In other words, when asked to choose between "The 3rd Division leaves Mosul in February. No ifs, ands or buts about it" versus "The 3rd Division leaves Mosul when commanders on the ground certify that it's appropriate to do so and when the Commander-in-Chief agrees with them," Americans preferred the first option by 55% to 65%, depending on who was doing the polling.

Now that presidential candidate Barack Obama finds himself in agreement with Iraqi Prime Minister Nuri al-Maliki, that for the US to get out of Iraq sometime in 2010, is a good idea, that left presidential candidate John McCain throughly deflated.

As Crooks & Liars comments on the 21 July Daily Show:

The speculation before Senator Obama left for Iraq that he would possibly commit a presidential-bid-ending gaffe was deafening.

The traditional news media was absolutely dying for Obama to slip up, because the news that Maliki agreed with Obama and not McCain, came as a crushing disappointment to them. Andrea Mitchell was so upset that she accused Obama of conducting "fake interviews" because he treated the press corps in exactly the same manner that McCain treated them back in March of this year. Of course, McCain can do that because he's a Republican and Obama is not.

So, when McCain was asked what he'd choose, a calendar-based withdrawal versus a conditions-based one, he was trapped between simply agreeing with Obama and Maliki or of coming up with his own spin.

McCain spokesman Tucker Bounds said the senator's comments did not reflect a shift in position.
"The two years in his answer today is consistent with his position that we can begin to responsibly discuss the reduction of troop levels in Iraq as long as they are based on maintaining the security and stability of the gains we made," Bounds said.
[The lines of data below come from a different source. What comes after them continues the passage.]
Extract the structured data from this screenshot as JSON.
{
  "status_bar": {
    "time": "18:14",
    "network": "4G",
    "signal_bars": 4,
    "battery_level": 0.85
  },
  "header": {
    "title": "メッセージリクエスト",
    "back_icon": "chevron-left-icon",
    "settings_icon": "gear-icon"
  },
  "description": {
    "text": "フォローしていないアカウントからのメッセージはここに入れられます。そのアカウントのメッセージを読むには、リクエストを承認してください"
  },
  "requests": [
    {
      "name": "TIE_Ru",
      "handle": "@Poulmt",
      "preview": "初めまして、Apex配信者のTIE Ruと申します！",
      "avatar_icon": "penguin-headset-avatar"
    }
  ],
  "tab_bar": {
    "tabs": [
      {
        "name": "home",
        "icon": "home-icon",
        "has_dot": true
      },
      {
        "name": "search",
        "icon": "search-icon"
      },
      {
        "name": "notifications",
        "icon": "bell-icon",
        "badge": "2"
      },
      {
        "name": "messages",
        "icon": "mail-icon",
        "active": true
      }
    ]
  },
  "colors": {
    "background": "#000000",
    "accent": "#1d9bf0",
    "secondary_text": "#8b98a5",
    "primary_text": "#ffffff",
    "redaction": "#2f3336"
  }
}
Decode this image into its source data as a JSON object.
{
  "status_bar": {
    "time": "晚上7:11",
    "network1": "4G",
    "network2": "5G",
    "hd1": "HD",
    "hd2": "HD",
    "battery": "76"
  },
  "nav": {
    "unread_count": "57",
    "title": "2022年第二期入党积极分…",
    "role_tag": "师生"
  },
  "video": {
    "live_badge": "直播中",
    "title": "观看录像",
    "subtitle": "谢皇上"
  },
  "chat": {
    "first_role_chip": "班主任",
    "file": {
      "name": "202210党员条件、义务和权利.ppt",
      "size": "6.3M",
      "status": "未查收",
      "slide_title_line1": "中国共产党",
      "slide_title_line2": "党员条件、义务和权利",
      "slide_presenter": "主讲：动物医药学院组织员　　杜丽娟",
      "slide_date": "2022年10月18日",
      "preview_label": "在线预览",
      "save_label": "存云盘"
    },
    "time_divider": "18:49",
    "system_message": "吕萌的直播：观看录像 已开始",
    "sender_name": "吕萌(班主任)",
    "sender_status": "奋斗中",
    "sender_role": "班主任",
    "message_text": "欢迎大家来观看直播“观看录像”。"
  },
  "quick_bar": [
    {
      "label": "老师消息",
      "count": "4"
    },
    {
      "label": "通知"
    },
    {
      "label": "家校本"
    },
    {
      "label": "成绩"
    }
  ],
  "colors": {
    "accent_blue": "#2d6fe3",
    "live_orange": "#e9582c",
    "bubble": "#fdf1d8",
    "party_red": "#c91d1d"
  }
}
In other words, McCain is for both a calendar-based withdrawal "two years is okay" and a conditions-based withdrawal "...as long as they are based on maintaining the security and stability of...," and of course the fact that these positions are mutually exclusive and contradictory won't bother anybody in the traditional media. In fact, McCain's people are now selling the position that a conditions-based withdrawal is more flexible in both directions than a calendar-based withdrawal:

"Whether that happens in 12 months, or 16 months, or 24 months, the important thing is that our troops come home with victory and America's vital national interests secured."

So Obama is now being criticized because his calendar-based approach is too rigid! He's standing in the way of American troops coming home even earlier than his "rigid" calendar allows for. Of course, the whole point of a conditions-based withdrawal is that conditions will never allow a withdrawal!